Africans, Native Americans, South Americans, East Asians and Central Asians all are human. Sure they didn't evolve societies like Europe did but then again no where else did either.

They loved, they fought, they invented,the created art, they massacred their enemies when they could and they made peace when they couldn't . These were human societies doing human things just like every other human society since the dawn of man but the SJWs reduce them to base stereotypes and thus deny them their agency.

The progressive need to carry forward the white man's burden is the telling trait of the far lefts attitude towards minorities True racism is denying your targets humanity thus agency in their decisions and outcomes. They reduce everything to a simple reductionist view because it all their black and white belief structure can tolerate.
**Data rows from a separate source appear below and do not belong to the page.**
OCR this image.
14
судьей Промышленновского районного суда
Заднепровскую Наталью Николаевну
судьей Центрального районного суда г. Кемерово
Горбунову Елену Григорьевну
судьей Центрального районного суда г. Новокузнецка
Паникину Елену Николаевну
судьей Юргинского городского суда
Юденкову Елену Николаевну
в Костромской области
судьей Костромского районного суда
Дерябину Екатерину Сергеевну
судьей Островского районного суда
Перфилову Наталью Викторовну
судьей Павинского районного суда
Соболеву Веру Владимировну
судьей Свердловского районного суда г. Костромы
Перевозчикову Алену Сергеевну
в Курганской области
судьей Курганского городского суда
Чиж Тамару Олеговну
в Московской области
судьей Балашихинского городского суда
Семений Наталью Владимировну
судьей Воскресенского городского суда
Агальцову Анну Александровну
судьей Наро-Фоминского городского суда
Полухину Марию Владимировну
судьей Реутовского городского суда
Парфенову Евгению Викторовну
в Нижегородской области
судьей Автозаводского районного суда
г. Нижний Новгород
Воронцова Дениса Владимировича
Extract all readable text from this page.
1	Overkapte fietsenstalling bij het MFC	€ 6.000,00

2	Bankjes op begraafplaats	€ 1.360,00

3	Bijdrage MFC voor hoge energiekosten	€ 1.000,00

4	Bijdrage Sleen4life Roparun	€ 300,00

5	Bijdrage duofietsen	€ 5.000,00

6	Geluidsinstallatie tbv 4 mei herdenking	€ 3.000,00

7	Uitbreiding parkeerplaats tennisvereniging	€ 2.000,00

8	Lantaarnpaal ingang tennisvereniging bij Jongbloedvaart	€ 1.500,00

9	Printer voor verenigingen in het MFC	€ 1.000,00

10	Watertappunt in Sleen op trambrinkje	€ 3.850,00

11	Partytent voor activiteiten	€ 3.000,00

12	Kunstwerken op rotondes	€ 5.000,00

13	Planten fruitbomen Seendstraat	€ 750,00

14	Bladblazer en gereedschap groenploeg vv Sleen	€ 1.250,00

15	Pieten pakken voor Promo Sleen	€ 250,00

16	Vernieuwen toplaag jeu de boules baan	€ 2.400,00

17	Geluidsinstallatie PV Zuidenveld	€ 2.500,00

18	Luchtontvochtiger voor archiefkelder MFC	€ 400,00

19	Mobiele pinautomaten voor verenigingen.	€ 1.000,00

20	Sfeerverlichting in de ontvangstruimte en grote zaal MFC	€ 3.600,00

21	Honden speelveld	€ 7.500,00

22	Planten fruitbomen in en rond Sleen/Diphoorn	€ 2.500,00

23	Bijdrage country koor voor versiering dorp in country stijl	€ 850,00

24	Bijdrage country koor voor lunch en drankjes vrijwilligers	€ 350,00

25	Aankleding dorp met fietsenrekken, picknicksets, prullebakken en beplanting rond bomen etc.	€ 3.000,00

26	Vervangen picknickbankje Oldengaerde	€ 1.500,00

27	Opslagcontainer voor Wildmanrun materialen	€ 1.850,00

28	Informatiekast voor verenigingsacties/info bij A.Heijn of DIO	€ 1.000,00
Thus we get the white man bad, dark man good schitck that absolutely permeates their core beliefs.

In short...fuck em.
 
There's a hubbub right now in the great white north because Noble Savages are using their harvester licenses that would allow them to trap lobster for ceremonial and sustenance purposes and instead decimating spawning grounds to sell undersized, oversized and pregnant lobsters on the free market. They're also known for the massacre migrating caribou. Stewards of the earth my ass.